Saya merasa bahwa Paul Martin sungguh mahfum bahwa masyarakat modern sangat dekat dengan kecemasan, ketakutan, stress, dan frustasi. Di tengah kemajuan teknologi yang semakin pesat, pertumbuhan ekonomi yang semakin dahsyat, dan perkembangan sarana komunikasi yang semakin canggih, masyarakat modern justru tidak dapat hidup dengan nyaman. Kecemasan itu menjalari tubuh mereka dari rambut hingga ujung kaki. Ketakutan itu menekan mereka dari pelbagai aspek dan dimensi sehingga mereka hadir sebagai manusia yang tidak percaya diri. Stress dan frustasi telah menjadi makanan sehari-hari. Masyarakat modern tidak hanya takut menghadapi sejumlah perubahan cepat yang terjadi di dalam lingkungannya, tetapi juga takut menghadapi dirinya. Namun, rasa takut itu ditutupi sedemikian rapat dengan topeng-topeng keculasan sehingga budaya ketulusan pun tampak tergerus.
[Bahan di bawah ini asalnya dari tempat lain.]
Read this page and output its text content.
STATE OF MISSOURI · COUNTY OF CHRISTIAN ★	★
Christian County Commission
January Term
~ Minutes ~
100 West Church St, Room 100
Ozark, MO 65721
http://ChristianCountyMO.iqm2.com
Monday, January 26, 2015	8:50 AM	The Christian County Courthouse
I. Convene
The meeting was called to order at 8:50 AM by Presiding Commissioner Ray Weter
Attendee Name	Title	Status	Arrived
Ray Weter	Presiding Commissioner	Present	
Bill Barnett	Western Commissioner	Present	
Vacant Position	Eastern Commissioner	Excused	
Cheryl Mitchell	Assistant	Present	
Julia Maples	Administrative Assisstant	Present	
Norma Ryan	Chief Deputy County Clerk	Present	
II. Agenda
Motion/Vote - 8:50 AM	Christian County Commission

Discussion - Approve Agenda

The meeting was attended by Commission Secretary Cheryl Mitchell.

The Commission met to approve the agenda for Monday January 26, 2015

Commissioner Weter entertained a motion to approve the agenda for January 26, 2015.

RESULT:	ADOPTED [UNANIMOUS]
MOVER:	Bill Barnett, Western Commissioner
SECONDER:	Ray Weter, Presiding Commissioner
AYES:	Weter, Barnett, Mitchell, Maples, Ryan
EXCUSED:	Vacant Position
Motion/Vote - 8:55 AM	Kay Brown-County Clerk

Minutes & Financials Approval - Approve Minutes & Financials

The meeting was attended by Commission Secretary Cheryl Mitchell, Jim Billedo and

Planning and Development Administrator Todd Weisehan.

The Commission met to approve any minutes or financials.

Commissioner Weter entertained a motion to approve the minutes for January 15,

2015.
Percayalah! Bagaimanapun, di balik topeng-topeng tersebut tersua kesengsaraan yang kadang tiada dapat terkatakan, tiada dapat terlukiskan. Kesengsaraan itu membisu dan bisa berlangsung sangat lama sampai muncul kesadaran bahwa semua orang layak untuk hidup bahagia. Semua orang memang tidak layak untuk hidup sengsara meski kesengsaraan itu adalah sebuah keniscayaan yang tidak dapat dielakkan dalam kehidupan ini.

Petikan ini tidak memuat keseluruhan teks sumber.